Two silver cannisters and a sugar vase by Nicholas Sprimont,
Jessie and Sigmund Katz Collection, Museum of Fine Arts Boston (1988.1075a-1077a-b)
This coffee pot exists in two main variants, ours has the more elaborate and carefully worked handle. This design also exists in sugar bowls, beakers and yet only one saucer is known.
Frank Tilley (Tilley 1957, p. 96, Pl. LIV, No. 162 (3)) notes that part of a glazed and enamelled coffee pot of this pattern was found in the first excavations on the Chelsea site in 1847 and illustrates a unglazed ‘biscuit’ lid with the teaplant pattern which was found in three kilns discovered during excavations in 1906.
Condition:
There is a 4 cm. long hairline crack to the cover from the rim, and short firing crack to the rim of the pot at the neck.
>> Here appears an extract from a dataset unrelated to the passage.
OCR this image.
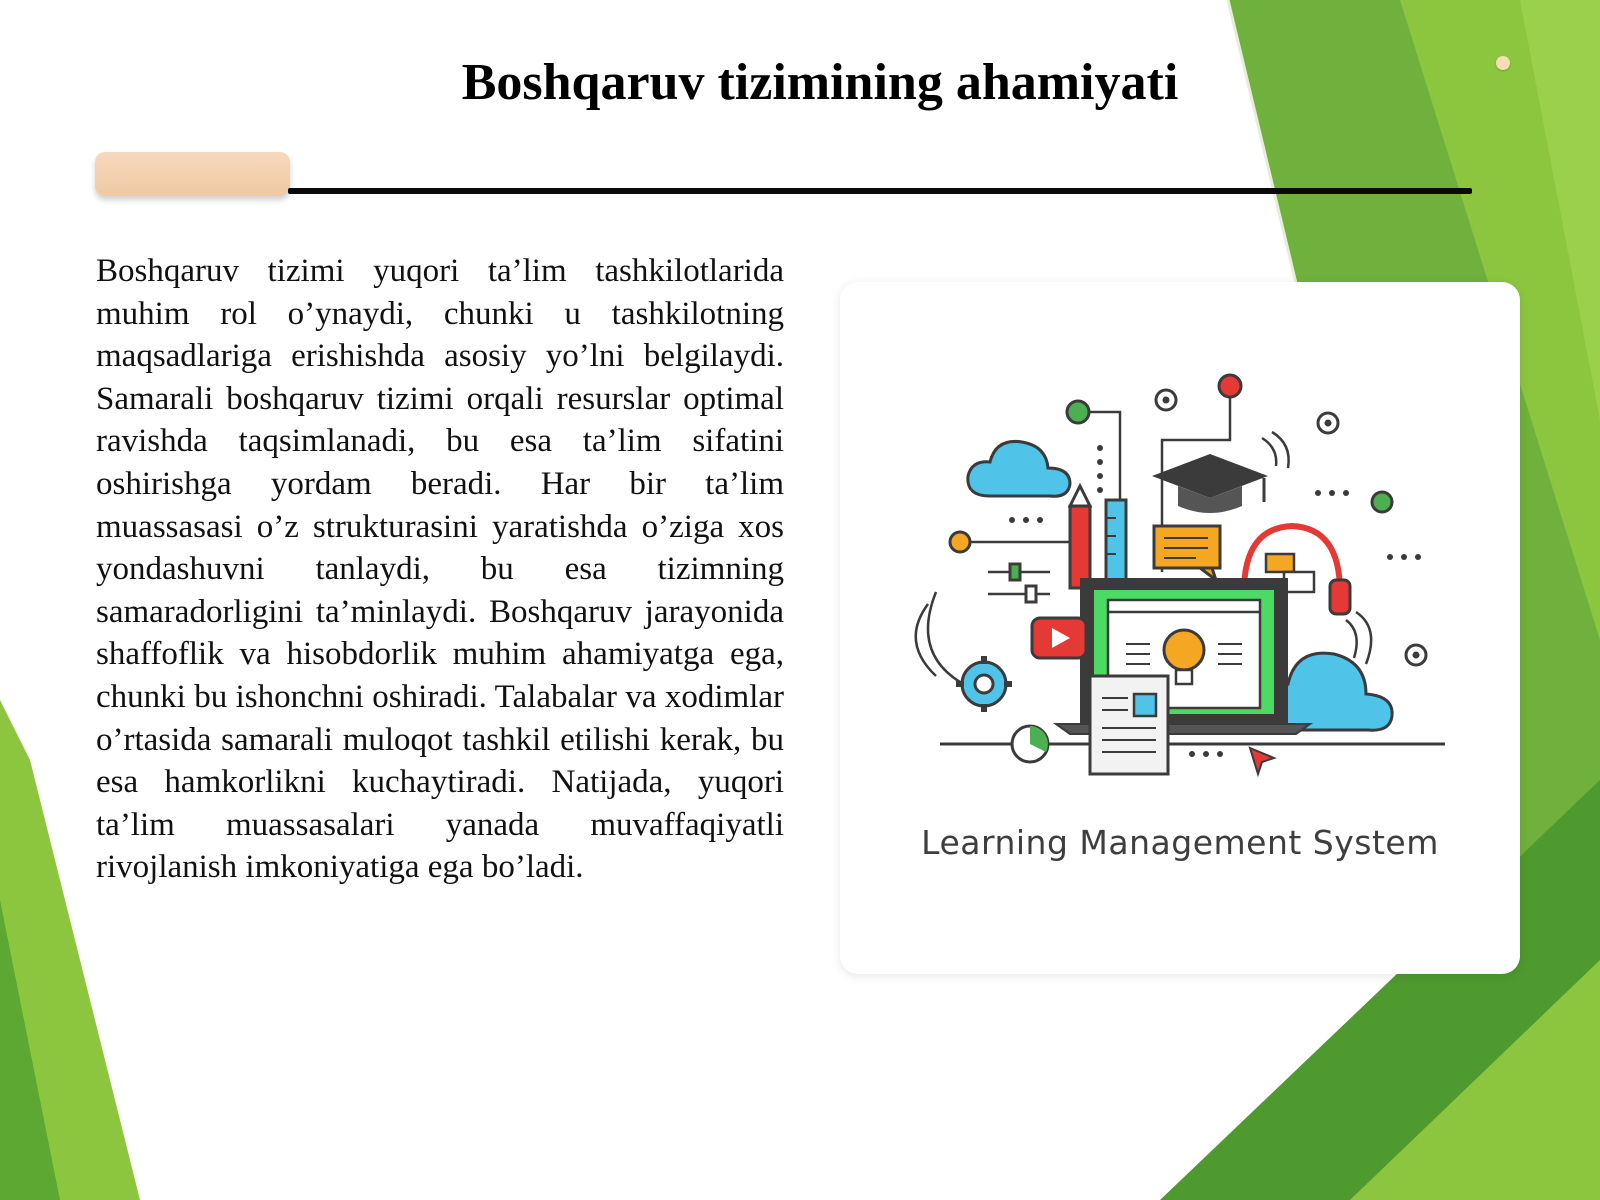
Boshqaruv tizimining ahamiyati

Boshqaruv tizimi yuqori ta’lim tashkilotlarida muhim rol o’ynaydi, chunki u tashkilotning maqsadlariga erishishda asosiy yo’lni belgilaydi. Samarali boshqaruv tizimi orqali resurslar optimal ravishda taqsimlanadi, bu esa ta’lim sifatini oshirishga yordam beradi. Har bir ta’lim muassasasi o’z strukturasini yaratishda o’ziga xos yondashuvni tanlaydi, bu esa tizimning samaradorligini ta’minlaydi. Boshqaruv jarayonida shaffoflik va hisobdorlik muhim ahamiyatga ega, chunki bu ishonchni oshiradi. Talabalar va xodimlar o’rtasida samarali muloqot tashkil etilishi kerak, bu esa hamkorlikni kuchaytiradi. Natijada, yuqori ta’lim muassasalari yanada muvaffaqiyatli rivojlanish imkoniyatiga ega bo’ladi.

Learning Management System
There is some speckled sanding & very minor discolouration to the glaze which is typical of this early period of Chelsea production. The pot itself has ‘sagged’ in the kiln.
Provenance:
From the Collection of the 4th Viscount Wimborne
References:
Tilley 1957
Tilley, Frank. Teapots and Tea, (The Ceramic Book Company, Newport 1957)
Austin 1977
John C. Austin, Chelsea Porcelain at Williamsburg, Williamsburg (1977), for the example formerly in the M.G. Kaufman Collection, Chicago
Kevill-Davies 2020
Sally Kevill-Davies, ‘Some New Connections between Nicholas Sprimont’s Silver and early Chelsea porcelain’, Transactions of the English Ceramic Circle, Vol. 31 (2020), pp. 105-127
For other recently published examples see:
Gallagher 2015
Brian D Gallagher (et. al.), British Ceramics 1675-1825, The Mint Museum (2015) pp. 176-177, no. 113
Sharp 2015
Rosalie Wise Sharp, China to Light Up a House, Volume 1, (2015) p. 72, no. 219
Price: £35,000
[i] Jessie and Sigmund Katz collection, 1988.1076a-b.